Scientists who study rivers debate how to classify them, but a new study suggests the different approaches are not so different.
A rushing stream, a babbling brook, and a lazy river might be enough for most people, but river ecologists around the world have devised several different systems for distilling the complex geomorphic, hydrologic, and ecological features of rivers into simple descriptions of their channels and floodplains.
“There’s a number of different ways that you can go about classifying rivers, or basically assigning a name to the way that they look. River managers have relied on these for a number of years, because measuring different processes, you know, measuring the rate of bank erosion or the rate of sediment transport through a stream is notoriously difficult.”
Alan Kasprak and Nate Hough-Snee led a team of USU researchers at the Intermountain Center for River Rehabilitation and Restoration who tested whether streams in Oregon’s Middle Fork John Day River Basin were classified the same way under four popular systems for doing so. The study is in today’s issue of the journal PLoS ONE.
“River classification serves a lot of different purposes. Some of these purposes are simply just educating the public, lay-folks, or non-expert scientists who work in natural resource capacities, as to what range of possibilities may be within a given watershed. What different types of channels occur within the Logan River watershed, or the Bear River watershed?”

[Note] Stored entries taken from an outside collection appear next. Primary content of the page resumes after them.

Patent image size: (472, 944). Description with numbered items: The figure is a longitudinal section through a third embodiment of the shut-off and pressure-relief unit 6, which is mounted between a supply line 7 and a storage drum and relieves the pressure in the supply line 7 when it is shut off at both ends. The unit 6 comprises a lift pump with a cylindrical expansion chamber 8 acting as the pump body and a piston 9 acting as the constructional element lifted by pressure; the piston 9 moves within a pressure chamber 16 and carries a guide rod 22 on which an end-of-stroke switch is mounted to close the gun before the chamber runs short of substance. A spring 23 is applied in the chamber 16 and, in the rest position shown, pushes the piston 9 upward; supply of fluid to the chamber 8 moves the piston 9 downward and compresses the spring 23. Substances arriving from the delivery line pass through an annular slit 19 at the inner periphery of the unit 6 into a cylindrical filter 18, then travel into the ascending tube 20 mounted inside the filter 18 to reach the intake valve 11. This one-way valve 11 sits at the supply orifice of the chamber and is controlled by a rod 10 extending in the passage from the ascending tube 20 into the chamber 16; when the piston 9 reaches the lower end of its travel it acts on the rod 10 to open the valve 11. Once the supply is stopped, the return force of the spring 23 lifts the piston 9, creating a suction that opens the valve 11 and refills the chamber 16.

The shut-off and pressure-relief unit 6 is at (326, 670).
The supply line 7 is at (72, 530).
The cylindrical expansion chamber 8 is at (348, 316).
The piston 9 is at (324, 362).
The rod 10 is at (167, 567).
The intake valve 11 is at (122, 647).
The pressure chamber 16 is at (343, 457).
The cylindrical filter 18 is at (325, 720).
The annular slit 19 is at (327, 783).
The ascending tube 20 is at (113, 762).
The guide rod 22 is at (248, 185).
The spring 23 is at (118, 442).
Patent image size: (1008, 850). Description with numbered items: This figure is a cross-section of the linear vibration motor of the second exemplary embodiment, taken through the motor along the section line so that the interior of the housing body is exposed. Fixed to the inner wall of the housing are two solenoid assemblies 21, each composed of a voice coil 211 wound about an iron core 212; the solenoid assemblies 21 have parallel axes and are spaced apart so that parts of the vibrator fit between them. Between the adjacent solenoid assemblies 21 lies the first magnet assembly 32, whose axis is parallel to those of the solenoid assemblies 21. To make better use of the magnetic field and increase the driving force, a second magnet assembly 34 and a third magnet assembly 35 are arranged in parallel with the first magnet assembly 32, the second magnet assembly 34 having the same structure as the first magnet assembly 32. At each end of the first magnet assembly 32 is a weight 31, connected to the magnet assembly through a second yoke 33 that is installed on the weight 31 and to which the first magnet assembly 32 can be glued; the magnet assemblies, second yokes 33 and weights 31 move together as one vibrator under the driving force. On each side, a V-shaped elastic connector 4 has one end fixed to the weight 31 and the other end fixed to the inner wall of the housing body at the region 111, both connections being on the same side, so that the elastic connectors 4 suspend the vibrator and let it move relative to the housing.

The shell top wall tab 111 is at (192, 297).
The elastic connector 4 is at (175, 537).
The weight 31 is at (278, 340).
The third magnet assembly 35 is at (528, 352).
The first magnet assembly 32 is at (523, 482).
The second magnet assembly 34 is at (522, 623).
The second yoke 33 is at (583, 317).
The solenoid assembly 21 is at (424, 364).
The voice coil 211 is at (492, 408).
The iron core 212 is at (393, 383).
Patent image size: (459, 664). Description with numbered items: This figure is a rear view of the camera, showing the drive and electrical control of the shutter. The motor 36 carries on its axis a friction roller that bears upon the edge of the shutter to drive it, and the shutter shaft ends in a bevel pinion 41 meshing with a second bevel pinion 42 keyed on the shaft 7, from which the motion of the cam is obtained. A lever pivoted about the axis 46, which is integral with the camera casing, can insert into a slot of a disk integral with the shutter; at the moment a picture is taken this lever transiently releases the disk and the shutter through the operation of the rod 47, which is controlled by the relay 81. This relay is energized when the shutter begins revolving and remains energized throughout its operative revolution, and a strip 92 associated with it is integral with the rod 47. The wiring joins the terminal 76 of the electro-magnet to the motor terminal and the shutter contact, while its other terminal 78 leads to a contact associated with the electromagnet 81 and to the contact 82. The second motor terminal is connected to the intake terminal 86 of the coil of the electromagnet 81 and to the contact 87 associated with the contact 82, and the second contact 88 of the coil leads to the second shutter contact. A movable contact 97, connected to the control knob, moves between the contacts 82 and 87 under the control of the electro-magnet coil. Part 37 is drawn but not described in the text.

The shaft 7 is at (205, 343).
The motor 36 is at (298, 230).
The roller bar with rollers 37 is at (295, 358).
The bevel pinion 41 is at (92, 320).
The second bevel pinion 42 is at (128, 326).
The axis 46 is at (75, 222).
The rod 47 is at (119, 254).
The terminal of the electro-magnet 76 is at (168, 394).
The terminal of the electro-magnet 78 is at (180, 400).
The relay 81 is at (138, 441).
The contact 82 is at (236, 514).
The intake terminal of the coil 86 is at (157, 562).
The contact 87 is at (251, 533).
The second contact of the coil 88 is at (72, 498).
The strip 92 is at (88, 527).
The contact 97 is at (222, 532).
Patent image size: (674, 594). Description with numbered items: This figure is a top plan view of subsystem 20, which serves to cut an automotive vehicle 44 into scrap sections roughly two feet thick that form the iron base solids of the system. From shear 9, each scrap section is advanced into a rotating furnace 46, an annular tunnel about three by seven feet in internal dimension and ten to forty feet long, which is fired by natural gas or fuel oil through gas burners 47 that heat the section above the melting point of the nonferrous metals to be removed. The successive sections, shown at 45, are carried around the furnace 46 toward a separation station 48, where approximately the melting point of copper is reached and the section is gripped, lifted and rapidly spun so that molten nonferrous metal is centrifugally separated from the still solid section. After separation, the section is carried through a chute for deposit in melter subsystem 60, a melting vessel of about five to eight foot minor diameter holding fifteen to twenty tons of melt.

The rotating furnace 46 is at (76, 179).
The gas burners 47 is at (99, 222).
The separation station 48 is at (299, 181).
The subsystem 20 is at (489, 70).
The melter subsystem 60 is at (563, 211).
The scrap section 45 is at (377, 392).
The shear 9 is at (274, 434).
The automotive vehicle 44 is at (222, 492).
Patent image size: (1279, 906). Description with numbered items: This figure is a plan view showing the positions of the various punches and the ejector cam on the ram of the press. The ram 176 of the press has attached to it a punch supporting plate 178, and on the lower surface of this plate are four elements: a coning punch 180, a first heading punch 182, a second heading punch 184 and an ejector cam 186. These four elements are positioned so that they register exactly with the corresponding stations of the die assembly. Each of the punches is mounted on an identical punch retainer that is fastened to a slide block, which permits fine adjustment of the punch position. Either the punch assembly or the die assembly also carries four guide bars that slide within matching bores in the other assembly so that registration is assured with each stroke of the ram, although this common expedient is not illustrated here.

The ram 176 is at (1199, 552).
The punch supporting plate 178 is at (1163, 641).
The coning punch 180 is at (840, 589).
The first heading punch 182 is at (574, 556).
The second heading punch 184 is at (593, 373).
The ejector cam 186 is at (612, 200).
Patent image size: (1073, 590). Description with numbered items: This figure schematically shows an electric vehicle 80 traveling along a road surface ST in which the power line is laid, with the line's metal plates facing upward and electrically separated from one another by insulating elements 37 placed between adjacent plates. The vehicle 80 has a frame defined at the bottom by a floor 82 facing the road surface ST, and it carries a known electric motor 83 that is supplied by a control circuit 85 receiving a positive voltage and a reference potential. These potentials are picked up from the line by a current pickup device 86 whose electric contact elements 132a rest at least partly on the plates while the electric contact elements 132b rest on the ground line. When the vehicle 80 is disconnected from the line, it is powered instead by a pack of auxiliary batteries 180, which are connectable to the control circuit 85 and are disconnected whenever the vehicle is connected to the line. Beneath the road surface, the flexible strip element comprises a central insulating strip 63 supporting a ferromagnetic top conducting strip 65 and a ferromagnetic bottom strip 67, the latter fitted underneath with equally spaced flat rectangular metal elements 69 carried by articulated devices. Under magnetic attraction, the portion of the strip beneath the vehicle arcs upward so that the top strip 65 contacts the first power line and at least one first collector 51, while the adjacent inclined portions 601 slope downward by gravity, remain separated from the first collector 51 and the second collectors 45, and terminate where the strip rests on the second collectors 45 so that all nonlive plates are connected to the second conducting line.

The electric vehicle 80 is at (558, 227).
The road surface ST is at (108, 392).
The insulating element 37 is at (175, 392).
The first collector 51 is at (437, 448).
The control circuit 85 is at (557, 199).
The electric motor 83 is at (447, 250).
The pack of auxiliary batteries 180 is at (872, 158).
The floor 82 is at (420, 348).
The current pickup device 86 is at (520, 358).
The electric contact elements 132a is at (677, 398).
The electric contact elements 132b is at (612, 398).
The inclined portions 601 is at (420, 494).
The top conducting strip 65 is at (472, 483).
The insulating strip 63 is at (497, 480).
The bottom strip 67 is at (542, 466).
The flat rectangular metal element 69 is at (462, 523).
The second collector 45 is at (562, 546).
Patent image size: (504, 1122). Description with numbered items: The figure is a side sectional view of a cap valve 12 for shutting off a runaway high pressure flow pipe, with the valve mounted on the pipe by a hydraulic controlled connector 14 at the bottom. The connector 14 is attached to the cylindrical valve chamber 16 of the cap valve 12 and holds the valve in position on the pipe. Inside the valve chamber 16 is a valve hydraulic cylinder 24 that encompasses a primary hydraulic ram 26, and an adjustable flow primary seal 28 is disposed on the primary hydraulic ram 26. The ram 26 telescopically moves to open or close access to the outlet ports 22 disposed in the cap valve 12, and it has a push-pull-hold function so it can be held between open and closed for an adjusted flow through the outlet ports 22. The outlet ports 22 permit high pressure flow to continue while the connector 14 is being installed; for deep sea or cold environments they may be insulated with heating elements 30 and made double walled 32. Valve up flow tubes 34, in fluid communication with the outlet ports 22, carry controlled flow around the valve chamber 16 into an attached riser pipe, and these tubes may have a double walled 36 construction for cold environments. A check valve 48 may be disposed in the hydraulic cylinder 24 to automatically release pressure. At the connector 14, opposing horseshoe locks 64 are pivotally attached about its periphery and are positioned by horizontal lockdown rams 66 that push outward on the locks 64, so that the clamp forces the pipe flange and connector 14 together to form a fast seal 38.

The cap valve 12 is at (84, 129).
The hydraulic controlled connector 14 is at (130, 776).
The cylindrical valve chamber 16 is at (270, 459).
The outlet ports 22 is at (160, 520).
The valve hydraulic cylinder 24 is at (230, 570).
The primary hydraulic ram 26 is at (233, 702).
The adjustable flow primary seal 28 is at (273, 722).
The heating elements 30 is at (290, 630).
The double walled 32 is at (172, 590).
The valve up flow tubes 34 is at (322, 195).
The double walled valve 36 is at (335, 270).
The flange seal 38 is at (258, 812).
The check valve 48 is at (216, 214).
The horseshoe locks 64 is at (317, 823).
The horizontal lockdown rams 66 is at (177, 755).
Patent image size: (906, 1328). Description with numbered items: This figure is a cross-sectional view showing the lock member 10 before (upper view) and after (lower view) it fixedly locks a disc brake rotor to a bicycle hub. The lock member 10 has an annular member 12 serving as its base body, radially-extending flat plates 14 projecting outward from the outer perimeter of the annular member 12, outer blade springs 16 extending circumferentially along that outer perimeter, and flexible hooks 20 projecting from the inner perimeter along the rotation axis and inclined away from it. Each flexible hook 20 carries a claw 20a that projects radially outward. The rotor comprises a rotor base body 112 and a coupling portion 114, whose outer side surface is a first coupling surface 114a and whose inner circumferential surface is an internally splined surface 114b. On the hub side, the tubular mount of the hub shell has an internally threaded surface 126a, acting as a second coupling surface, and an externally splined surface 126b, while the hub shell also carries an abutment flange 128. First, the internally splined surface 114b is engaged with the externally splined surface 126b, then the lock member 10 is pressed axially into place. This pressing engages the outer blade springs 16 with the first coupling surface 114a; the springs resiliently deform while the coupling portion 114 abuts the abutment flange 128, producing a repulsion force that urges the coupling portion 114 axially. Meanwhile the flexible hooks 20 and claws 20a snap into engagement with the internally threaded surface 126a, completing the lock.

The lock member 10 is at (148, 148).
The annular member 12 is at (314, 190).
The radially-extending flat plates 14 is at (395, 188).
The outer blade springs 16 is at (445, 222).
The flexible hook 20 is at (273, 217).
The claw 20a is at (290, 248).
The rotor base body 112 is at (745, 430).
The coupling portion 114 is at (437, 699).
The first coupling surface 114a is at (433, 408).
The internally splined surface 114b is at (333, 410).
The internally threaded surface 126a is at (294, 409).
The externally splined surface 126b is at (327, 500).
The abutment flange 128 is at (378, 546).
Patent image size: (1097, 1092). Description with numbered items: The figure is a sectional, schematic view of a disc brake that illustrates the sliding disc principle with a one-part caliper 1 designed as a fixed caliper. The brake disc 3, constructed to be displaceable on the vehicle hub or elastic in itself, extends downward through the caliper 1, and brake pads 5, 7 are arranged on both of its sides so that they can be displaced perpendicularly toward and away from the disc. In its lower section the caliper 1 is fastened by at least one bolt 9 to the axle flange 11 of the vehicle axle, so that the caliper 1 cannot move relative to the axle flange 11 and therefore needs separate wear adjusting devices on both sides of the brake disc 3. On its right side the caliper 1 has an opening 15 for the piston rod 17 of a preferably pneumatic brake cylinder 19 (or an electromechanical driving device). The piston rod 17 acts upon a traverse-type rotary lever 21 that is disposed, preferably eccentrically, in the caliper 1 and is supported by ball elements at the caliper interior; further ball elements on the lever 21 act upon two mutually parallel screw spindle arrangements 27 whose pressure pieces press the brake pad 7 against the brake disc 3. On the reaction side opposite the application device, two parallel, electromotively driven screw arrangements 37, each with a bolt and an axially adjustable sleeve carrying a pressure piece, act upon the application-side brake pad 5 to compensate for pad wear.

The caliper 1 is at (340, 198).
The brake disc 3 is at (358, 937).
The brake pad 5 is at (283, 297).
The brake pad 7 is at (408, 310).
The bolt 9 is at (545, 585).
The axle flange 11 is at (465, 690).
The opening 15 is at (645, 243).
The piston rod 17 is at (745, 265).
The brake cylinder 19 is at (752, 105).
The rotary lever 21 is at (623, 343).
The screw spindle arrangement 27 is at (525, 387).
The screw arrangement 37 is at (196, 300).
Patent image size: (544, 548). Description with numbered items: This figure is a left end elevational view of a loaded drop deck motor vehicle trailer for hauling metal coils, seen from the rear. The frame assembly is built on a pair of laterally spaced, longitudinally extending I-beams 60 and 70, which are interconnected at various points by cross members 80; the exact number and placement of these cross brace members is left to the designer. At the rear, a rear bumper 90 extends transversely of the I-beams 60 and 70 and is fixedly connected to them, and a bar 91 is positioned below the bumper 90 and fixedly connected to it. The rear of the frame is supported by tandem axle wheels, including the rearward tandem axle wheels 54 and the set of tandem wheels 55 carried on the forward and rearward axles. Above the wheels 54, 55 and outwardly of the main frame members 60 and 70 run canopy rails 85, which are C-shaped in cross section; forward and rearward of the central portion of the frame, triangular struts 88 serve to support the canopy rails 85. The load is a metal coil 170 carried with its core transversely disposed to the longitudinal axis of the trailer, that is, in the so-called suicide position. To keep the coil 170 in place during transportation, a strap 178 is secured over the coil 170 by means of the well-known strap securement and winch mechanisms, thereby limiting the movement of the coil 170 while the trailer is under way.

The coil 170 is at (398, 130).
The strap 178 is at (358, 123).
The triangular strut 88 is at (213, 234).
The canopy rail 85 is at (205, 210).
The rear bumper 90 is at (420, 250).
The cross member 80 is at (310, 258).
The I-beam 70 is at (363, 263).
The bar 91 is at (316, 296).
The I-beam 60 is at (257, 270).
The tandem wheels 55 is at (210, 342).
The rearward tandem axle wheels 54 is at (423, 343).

Hough-Snee and Kasprak’s team found that the classifications agreed 80 percent of the time, a finding which might settle the lively debate over which classification framework is ‘the best’. The classifications tended to disagree in areas with a lot of human disturbance, because the ways in which people modify rivers tend to disconnect them from their surrounding landscape. Hough-Snee and Kasprak hope that their research findings will help land managers and researchers agree upon appropriate methods to rapidly identify high-quality fish habitat, compare watersheds, or estimate rates of bank erosion.